W rankingu UEFA lig europejskich Lotto Ekstraklasa została sklasyfikowana na 18. miejscu. Dlatego dwa nasze zespoły w przyszłym roku zaczną rozgrywki w kwalifikacjach europejskich pucharach już 29 czerwca, a dwa 12 lipca.
UEFA opublikowała kalendarz rozgrywek klubowych na sezon 2017/18 oraz ustaliła zasady podziału miejsc w europejskich pucharach pomiędzy krajowe federacje. Dla klubów naszej ekstraklasy sytuacja nie uległa zmianie. Mistrz Polski zacznie walkę o Ligę Mistrzów od drugiej rundy kwalifikacji, natomiast wicemistrz i brązowy medalista rywalizację o awans do fazy grupowej Ligi Europy zaczną już w pierwszej rundzie kwalifikacji. Trochę łatwiej będzie miał zdobywca Pucharu Polski, bo walkę o Ligę Europy zacznie od drugiej rundy.

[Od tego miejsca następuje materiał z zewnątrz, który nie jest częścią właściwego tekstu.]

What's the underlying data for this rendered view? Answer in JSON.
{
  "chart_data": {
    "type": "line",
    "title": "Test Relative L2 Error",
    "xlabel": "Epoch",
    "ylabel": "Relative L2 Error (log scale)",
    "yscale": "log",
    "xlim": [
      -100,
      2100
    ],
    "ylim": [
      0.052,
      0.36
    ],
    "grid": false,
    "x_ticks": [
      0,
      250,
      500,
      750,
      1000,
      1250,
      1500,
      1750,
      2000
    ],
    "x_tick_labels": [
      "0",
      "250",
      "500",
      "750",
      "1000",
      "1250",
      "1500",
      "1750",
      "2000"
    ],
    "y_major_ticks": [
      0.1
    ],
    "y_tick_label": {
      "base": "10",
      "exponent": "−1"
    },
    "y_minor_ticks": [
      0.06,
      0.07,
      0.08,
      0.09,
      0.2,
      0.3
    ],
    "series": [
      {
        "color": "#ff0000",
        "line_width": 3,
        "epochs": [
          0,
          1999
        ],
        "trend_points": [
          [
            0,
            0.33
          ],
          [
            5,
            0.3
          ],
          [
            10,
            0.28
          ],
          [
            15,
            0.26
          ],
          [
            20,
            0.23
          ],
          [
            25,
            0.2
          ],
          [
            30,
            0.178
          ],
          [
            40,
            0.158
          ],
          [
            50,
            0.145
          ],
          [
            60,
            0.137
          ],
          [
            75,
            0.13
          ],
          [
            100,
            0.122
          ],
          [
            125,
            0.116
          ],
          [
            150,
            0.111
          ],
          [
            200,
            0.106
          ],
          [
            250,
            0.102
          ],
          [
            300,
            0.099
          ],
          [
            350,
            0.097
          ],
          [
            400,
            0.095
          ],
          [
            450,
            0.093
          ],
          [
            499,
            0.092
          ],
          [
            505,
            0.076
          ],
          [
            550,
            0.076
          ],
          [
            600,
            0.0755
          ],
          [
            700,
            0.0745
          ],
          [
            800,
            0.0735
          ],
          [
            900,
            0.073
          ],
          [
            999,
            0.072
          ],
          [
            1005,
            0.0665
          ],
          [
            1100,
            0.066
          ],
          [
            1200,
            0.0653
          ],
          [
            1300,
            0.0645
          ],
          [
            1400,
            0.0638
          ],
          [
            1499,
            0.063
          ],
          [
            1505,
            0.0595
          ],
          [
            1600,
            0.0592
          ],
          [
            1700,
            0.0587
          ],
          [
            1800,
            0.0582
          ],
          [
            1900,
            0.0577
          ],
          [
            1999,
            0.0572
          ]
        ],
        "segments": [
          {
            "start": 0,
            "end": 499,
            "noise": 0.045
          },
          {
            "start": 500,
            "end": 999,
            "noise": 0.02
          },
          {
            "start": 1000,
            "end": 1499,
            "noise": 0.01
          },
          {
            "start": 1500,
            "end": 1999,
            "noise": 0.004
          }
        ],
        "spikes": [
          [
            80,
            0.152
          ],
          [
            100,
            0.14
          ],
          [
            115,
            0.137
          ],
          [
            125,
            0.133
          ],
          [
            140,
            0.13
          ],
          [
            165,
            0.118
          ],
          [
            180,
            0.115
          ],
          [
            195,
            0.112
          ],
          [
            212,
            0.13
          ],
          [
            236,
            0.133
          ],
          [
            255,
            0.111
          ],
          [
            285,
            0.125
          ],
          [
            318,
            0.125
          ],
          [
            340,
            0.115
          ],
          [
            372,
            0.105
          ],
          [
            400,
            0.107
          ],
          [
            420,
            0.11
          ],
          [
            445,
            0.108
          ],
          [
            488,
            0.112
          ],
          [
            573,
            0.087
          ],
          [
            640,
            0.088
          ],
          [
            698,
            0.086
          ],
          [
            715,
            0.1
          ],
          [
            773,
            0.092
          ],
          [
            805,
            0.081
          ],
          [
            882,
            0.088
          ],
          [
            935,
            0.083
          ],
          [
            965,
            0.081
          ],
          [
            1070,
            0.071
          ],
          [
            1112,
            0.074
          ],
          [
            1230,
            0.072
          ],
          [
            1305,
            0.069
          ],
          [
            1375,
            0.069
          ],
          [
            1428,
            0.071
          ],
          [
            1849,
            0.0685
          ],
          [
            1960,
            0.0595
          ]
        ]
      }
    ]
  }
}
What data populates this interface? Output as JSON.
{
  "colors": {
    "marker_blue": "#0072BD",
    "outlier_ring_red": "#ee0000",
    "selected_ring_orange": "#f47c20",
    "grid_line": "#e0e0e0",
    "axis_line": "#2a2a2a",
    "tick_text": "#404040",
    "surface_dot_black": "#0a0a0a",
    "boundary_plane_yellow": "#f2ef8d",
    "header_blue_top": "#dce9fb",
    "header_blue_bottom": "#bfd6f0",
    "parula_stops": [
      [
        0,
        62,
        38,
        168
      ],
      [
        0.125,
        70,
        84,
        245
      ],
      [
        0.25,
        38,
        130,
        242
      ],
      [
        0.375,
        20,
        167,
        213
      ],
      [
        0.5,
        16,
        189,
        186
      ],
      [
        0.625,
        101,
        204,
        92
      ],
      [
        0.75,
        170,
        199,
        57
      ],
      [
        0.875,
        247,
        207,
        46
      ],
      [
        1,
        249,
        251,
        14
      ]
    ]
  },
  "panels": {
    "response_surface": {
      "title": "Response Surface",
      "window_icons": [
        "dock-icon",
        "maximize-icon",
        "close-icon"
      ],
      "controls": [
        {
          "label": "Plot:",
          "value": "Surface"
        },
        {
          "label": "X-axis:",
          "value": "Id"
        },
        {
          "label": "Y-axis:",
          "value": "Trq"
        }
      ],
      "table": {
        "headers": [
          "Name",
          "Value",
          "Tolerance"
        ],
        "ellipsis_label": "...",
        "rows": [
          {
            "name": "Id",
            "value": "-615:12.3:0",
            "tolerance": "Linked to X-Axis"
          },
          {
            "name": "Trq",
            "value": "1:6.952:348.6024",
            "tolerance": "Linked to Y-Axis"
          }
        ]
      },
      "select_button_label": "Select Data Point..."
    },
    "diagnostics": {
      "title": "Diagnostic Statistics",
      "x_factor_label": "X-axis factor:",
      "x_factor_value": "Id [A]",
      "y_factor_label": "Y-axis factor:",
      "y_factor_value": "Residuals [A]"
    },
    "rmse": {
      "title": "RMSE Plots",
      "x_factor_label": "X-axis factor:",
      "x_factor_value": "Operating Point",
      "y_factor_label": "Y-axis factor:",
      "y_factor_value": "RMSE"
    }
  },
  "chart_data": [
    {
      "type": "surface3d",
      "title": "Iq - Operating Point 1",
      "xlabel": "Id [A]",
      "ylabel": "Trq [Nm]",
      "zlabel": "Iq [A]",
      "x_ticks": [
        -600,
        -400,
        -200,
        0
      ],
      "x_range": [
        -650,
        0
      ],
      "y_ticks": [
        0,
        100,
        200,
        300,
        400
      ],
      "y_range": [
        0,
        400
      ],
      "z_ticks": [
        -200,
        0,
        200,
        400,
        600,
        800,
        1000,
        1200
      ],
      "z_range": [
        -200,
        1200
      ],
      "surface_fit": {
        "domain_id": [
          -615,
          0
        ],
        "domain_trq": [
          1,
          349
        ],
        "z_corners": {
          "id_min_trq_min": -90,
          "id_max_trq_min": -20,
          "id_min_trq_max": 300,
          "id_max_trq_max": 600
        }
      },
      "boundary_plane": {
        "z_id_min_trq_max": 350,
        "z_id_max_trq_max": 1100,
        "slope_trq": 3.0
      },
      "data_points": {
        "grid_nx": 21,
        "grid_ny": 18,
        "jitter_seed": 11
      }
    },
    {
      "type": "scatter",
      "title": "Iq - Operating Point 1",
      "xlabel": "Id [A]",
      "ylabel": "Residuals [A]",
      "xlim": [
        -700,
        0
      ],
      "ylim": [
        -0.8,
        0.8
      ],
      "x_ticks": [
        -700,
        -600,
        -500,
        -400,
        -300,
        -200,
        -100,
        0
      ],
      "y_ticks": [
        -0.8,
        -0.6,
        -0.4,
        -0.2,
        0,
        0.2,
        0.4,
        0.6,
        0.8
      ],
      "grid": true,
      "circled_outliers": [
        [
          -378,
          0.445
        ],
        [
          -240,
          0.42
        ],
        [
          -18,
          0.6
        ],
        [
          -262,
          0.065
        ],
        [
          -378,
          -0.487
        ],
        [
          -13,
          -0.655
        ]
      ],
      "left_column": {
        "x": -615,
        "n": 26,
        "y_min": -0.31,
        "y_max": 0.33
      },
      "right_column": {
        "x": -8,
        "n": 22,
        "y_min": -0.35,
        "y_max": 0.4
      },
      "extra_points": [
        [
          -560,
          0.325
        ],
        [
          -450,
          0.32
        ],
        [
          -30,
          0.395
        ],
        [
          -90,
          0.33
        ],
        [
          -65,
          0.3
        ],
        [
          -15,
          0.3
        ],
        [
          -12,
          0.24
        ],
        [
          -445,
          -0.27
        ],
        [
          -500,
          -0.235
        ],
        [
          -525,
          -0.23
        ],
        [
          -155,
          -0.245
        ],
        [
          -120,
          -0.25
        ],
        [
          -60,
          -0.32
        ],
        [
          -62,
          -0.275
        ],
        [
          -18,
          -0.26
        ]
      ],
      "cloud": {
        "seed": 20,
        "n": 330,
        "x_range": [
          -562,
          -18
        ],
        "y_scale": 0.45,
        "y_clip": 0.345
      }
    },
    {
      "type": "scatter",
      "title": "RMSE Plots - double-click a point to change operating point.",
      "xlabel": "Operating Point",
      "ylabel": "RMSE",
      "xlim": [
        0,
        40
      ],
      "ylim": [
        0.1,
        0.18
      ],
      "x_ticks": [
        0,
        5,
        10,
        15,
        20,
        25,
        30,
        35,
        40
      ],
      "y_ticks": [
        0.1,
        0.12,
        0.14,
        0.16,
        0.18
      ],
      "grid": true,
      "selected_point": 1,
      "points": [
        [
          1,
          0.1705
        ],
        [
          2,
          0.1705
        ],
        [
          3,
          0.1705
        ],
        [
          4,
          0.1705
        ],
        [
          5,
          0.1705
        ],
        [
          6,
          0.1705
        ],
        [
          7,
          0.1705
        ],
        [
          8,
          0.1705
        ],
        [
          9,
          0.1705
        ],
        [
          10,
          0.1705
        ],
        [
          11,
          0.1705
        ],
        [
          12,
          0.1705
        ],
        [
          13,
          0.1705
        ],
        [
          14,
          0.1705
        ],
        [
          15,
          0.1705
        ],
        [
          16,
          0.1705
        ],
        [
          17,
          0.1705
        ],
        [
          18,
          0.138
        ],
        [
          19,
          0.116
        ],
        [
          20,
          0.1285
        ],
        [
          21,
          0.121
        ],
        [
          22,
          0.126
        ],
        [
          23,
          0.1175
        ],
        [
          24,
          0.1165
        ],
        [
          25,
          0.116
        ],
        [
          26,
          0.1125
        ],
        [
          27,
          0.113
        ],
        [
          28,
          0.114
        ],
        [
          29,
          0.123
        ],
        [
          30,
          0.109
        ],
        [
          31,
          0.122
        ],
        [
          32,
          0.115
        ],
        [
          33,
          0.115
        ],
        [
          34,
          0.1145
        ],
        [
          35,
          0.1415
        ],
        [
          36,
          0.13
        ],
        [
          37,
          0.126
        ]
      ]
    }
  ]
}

Tak wczesny start w europejskich rozgrywkach oznacza, że mistrz Polski musi być już gotowy do gry na 11-12 lipca 2017 roku. Wicemistrz i brązowy medalista ekstraklasy będą musiały podjąć rywalizację dwa tygodnie wcześniej, bo pierwsze mecze kwalifikacji Ligi Europy zostaną rozegrane już 29 czerwca. Zdobywca Pucharu Polski swój pierwszy mecz rozegra 13 lipca. Z klubów ekstraklasy w tych rozgrywkach zostały już tylko cztery zespoły – Arka Gdynia, Lech Poznań, Wisła Kraków i Pogoń Szczecin, ale już wiadomo, że w półfinale jeden z nich na pewno się nie znajdzie, bo Lech i Wisła o awans zagrają między sobą. Co ciekawe, w ćwierćfinale Pucharu Polski nie ma żadnego zespołu z czołowego kwartetu ekstraklasy, który po 11. kolejce tworzą zespoły Jagiellonii Białystok, Bruk-Betu Termaliki Nieciecza. Lechii Gdańsk i Zagłębia Lubin. Nie ma też w tym gronie drużyn, które w poprzednim sezonie zakwalifikowały się do obecnej edycji europejskich pucharów, czyli Legii, Piasta, Cracovii i Zagłębia, są natomiast pierwszoligowe ekipy Wigier Suwałki i Bytovii Bytów, drugoligowej Puszczy Niepołomice i trzecioligowego GKS Jastrzębie. Zważywszy na dość lekceważące w tym sezonie podejście do Pucharu Polski przez kluby ekstraklasy nie można wykluczyć triumfu w tych rozgrywkach któregoś z zespołów spoza ligowej elity, co może i byłoby romantycznym finałem tej rywalizacji, ale raczej kiepskim rozwiązaniem w perspektywie przyszłorocznych kwalifikacji Ligi Europy.
Do końca rozgrywek ekstraklasy jeszcze daleko, a sądząc po wynikach 11. kolejki ani Jagiellonia, ani Lechia, ani nawet zadziwiająco skuteczny w gromadzeniu punktów Bruk-Bet nie mają potencjału niezbędnego do zdominowania pozostałych rywali. Przekonuje o tym choćby porażka 0:3 z Legią w Warszawie aspirującej do mistrzowskiego tytułu Lechii czy ledwie bezbramkowy remis prowadzącej w tabeli Jagiellonii z Pogonią. Ale najbardziej dobitnym przykładem kompletnego rozchwiania sportowej formy jest kompromitująca klęska Korony z Cracovią 0:6. Rzecz w tym, że po przerwie na reprezentację każdy z zespołów naszej ekstraklasy będzie „boską drużyną”, czyli tylko Bóg wie jak one zagrają w 12. kolejce. Dlatego nasza liga jest dopiero osiemnasta w Europie.